Tytuł oryginalny: Wallestein il mostro
Anno I N.09 - Nuda per il mostro
Wydawca: Edizioni Segi
Rok pierwszego wydania: grudzień 1972
Scenariusz: Renzo Barbieri
Grafika: Mario Cubbino
Skan wydania włoskiego:
PJP (VintageComix)
Translacja i wstawianie tekstu: Vallaor
Korekta: Aristejo
Czyszczenie plansz i dymków: Komixpmi
Rekonstrukcja cyfrowa okładki: Cyfrowy Baron
Nie trzeba było długo czekać na kolejne pojawienie się Jimmy'ego Wallesteina! Przyczyna tak rychłego powrotu wynikła ze specyfiki poprzedniego tomiku, który przedstawił charyzmatycznego łotra, tytułowego Skorpiona, nie uśmiercając go w finale, co pozostawiło apetyt na więcej. Tym razem mamy do czynienia z nieco późniejszym starciem Wallesteina z królem przestępczego półświatka, zbyt sprytnym, aby samemu próbować stawiać czoła nadludzkiej sile potwora. Zamiast posyłać na pewną śmierć kolejnych podwładnych, zleca szemranemu profesorowi zbadanie struktury molekularnej Wallesteina w celu opracowania skutecznej metody jego unicestwienia. Do pobrania próbki wyznaczona zostaje piękna dziewczyna, której zmysłowości nie zdoła się oprzeć żaden mężczyzna, nawet tak zadeklarowany monogamista jak hrabia Jimmy. Zwłaszcza, gdy stanie przed nim naga...
Wrażliwość na wdzięk słodkiej femme fatale czyni bohatera bardziej ludzkim, oczywiście do czasu, gdyż nie w jego stylu jest odpuszczanie win i dawanie drugiej szansy łotrom, nawet tym bardzo atrakcyjnym. Bezwzględność Wallesteina w wymierzaniu kary stanowi jego cechę charakterystyczną od samego początku. Zarazem ten profil mściciela, który z wyraźnie sadystyczną przyjemnością odpłaca zbirom pięknym za nadobne, ocieplają relacje z trójką kobiet. Nie da się ukryć, że bez ich wsparcia jego walka z przestępczością nie byłaby tak efektowna, a zaskarbienie sobie sympatii czytelników znacznie trudniejsze.
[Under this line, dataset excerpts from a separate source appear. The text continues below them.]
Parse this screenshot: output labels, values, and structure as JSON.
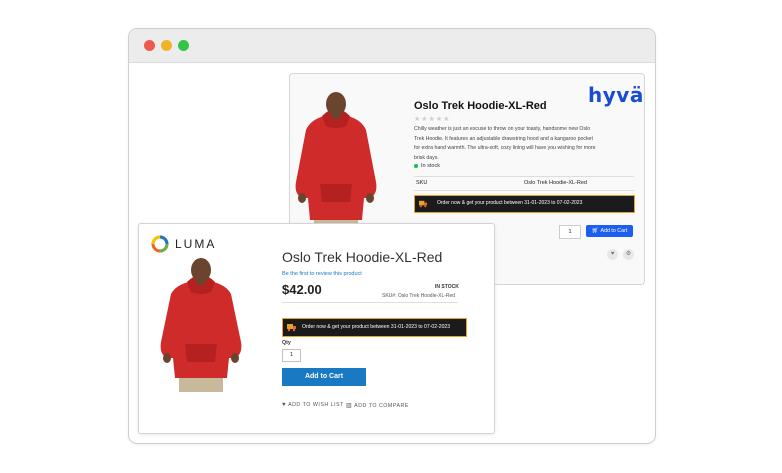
{
  "hyva": {
    "logo_text": "hyvä",
    "title": "Oslo Trek Hoodie-XL-Red",
    "rating_stars": "★★★★★",
    "description": "Chilly weather is just an excuse to throw on your toasty, handsome new Oslo Trek Hoodie. It features an adjustable drawstring hood and a kangaroo pocket for extra hand warmth. The ultra-soft, cozy lining will have you wishing for more brisk days.",
    "stock_status": "In stock",
    "sku_label": "SKU",
    "sku_value": "Oslo Trek Hoodie-XL-Red",
    "delivery_banner": "Order now & get your product between 31-01-2023 to 07-02-2023",
    "qty_value": "1",
    "add_to_cart_label": "Add to Cart",
    "wishlist_icon": "heart-icon",
    "compare_icon": "compare-icon",
    "accent_color": "#1c5ff0"
  },
  "luma": {
    "logo_text": "LUMA",
    "title": "Oslo Trek Hoodie-XL-Red",
    "review_link": "Be the first to review this product",
    "price": "$42.00",
    "stock_status": "IN STOCK",
    "sku_label": "SKU#:",
    "sku_value": "Oslo Trek Hoodie-XL-Red",
    "delivery_banner": "Order now & get your product between 31-01-2023 to 07-02-2023",
    "qty_label": "Qty",
    "qty_value": "1",
    "add_to_cart_label": "Add to Cart",
    "wishlist_label": "ADD TO WISH LIST",
    "compare_label": "ADD TO COMPARE",
    "accent_color": "#1979c3"
  },
  "browser": {
    "window_controls": [
      "close",
      "minimize",
      "maximize"
    ]
  }
}
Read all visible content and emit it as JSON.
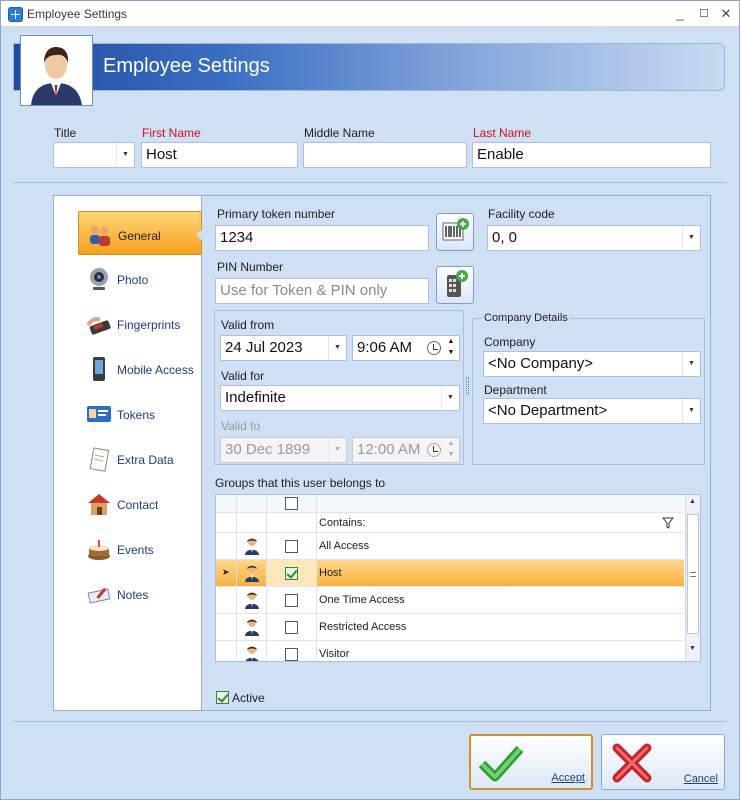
{
  "window": {
    "title": "Employee Settings",
    "controls": [
      "_",
      "☐",
      "✕"
    ]
  },
  "header": {
    "title": "Employee Settings"
  },
  "name_fields": {
    "title_label": "Title",
    "title_value": "",
    "first_label": "First Name",
    "first_value": "Host",
    "middle_label": "Middle Name",
    "middle_value": "",
    "last_label": "Last Name",
    "last_value": "Enable"
  },
  "nav": {
    "items": [
      {
        "label": "General",
        "icon": "group-icon",
        "selected": true
      },
      {
        "label": "Photo",
        "icon": "webcam-icon"
      },
      {
        "label": "Fingerprints",
        "icon": "fingerprint-reader-icon"
      },
      {
        "label": "Mobile Access",
        "icon": "mobile-phone-icon"
      },
      {
        "label": "Tokens",
        "icon": "id-card-icon"
      },
      {
        "label": "Extra Data",
        "icon": "notepad-icon"
      },
      {
        "label": "Contact",
        "icon": "house-icon"
      },
      {
        "label": "Events",
        "icon": "cake-icon"
      },
      {
        "label": "Notes",
        "icon": "notes-icon"
      }
    ]
  },
  "general": {
    "token_label": "Primary token number",
    "token_value": "1234",
    "facility_label": "Facility code",
    "facility_value": "0, 0",
    "pin_label": "PIN Number",
    "pin_placeholder": "Use for Token & PIN only",
    "valid_from_label": "Valid from",
    "valid_from_date": "24 Jul 2023",
    "valid_from_time": "9:06 AM",
    "valid_for_label": "Valid for",
    "valid_for_value": "Indefinite",
    "valid_to_label": "Valid to",
    "valid_to_date": "30 Dec 1899",
    "valid_to_time": "12:00 AM",
    "company_group_title": "Company Details",
    "company_label": "Company",
    "company_value": "<No Company>",
    "department_label": "Department",
    "department_value": "<No Department>",
    "groups_label": "Groups that this user belongs to",
    "filter_label": "Contains:",
    "groups": [
      {
        "name": "All Access",
        "checked": false,
        "current": false
      },
      {
        "name": "Host",
        "checked": true,
        "current": true
      },
      {
        "name": "One Time Access",
        "checked": false,
        "current": false
      },
      {
        "name": "Restricted Access",
        "checked": false,
        "current": false
      },
      {
        "name": "Visitor",
        "checked": false,
        "current": false
      }
    ],
    "active_label": "Active",
    "active_checked": true
  },
  "buttons": {
    "accept": "Accept",
    "cancel": "Cancel"
  },
  "colors": {
    "accent_orange": "#f6a21e",
    "panel_bg": "#cfdff4",
    "header_blue": "#1f4aa0",
    "required_red": "#d0131b"
  }
}
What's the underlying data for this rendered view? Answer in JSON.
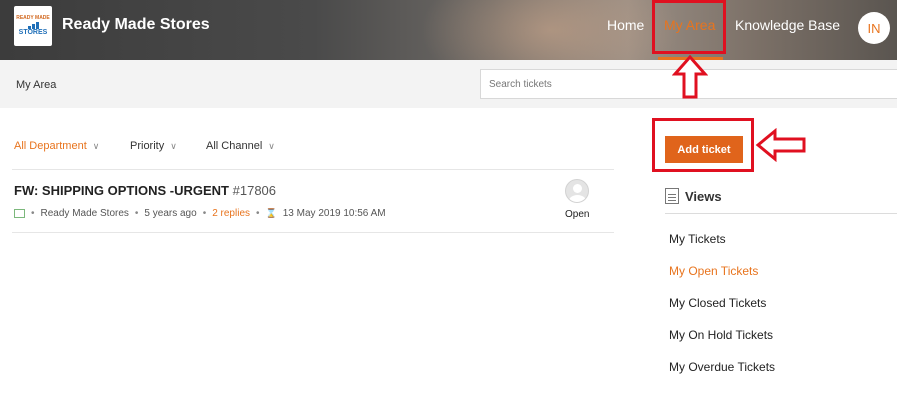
{
  "header": {
    "logo": {
      "line1": "READY MADE",
      "line2": "STORES"
    },
    "brand": "Ready Made Stores",
    "nav": [
      {
        "label": "Home"
      },
      {
        "label": "My Area"
      },
      {
        "label": "Knowledge Base"
      }
    ],
    "avatar_initials": "IN"
  },
  "subbar": {
    "breadcrumb": "My Area",
    "search_placeholder": "Search tickets"
  },
  "filters": [
    {
      "label": "All Department"
    },
    {
      "label": "Priority"
    },
    {
      "label": "All Channel"
    }
  ],
  "ticket": {
    "title": "FW: SHIPPING OPTIONS -URGENT",
    "number": "#17806",
    "company": "Ready Made Stores",
    "age": "5 years ago",
    "replies": "2 replies",
    "due": "13 May 2019 10:56 AM",
    "status": "Open"
  },
  "sidebar": {
    "add_ticket": "Add ticket",
    "views_title": "Views",
    "views": [
      {
        "label": "My Tickets"
      },
      {
        "label": "My Open Tickets"
      },
      {
        "label": "My Closed Tickets"
      },
      {
        "label": "My On Hold Tickets"
      },
      {
        "label": "My Overdue Tickets"
      }
    ]
  },
  "colors": {
    "accent": "#e8741e",
    "button": "#e0641b",
    "annotation": "#e01020"
  }
}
W elitarnym gronie dopuszczonych do sekretu podwójnej tożsamości hrabiego najważniejsza jest Sara Orloff. Z olśniewającą arystokratką o rosyjskich korzeniach (w Zbrodniczym sobowtórze tańczy przed ukochanym w kozackim stroju!) łączy go prawdziwa miłość, której wymiar fizyczny celebrowany jest praktycznie w każdym epizodzie. Nadmieńmy, że w celu zapewnienia ukochanej komfortu Wallestein korzysta w alkowie z imitującego skórę jedwabnego kostiumu, co czyni sceny łóżkowe znacznie bardziej apetycznymi. Ciepłym uczuciem, choć zdecydowanie synowskim, obdarza Jimmy Olympię Moor, sympatyczną staruszkę z detektywistyczną żyłką i zaskakującą wiedzą o środowisku przestępczym. Jej bezbłędna orientacja i precyzyjne informacje zaoszczędzają Wallesteinowi mnóstwo czasu, umożliwiając błyskawiczne przystąpienie do działania.
Najbardziej zaskakująca relacja łączy go z Alicją Wolf, genialną lekarką działającą poza prawem. Pomimo tego, że zdarza jej się przyjmować w swoim gabinecie pokiereszowanych kryminalistów, Wallestein otacza ją opieką, chyba nie tylko dlatego, że sam korzysta z jej usług. Akceptuje też bez mrugnięcia okiem lesbijskie skłonności Alicji, co czyni go znacznie mniej homofobicznym niż większość ówczesnych protagonistów fumetti. Sara, Olympia i Alicja wydobywają z Wallesteina to, co najlepsze, udowadniając tym samym, że za każdym wielkim potworem powinny stać mądre kobiety!
LIENS FÉMININS:Luca Mencaroni w ilustrowanym przewodniku Immaginario sexy wskazuje na pierwowzór Olympii Moor. Miała nim być Margaret Rutheford, znakomita aktorka brytyjska, która zaskarbiła sobie miłość widzów serią filmów o rezolutnej detektyw Miss Marple. Jak by nie było, ze starszymi paniami nie ma żartów!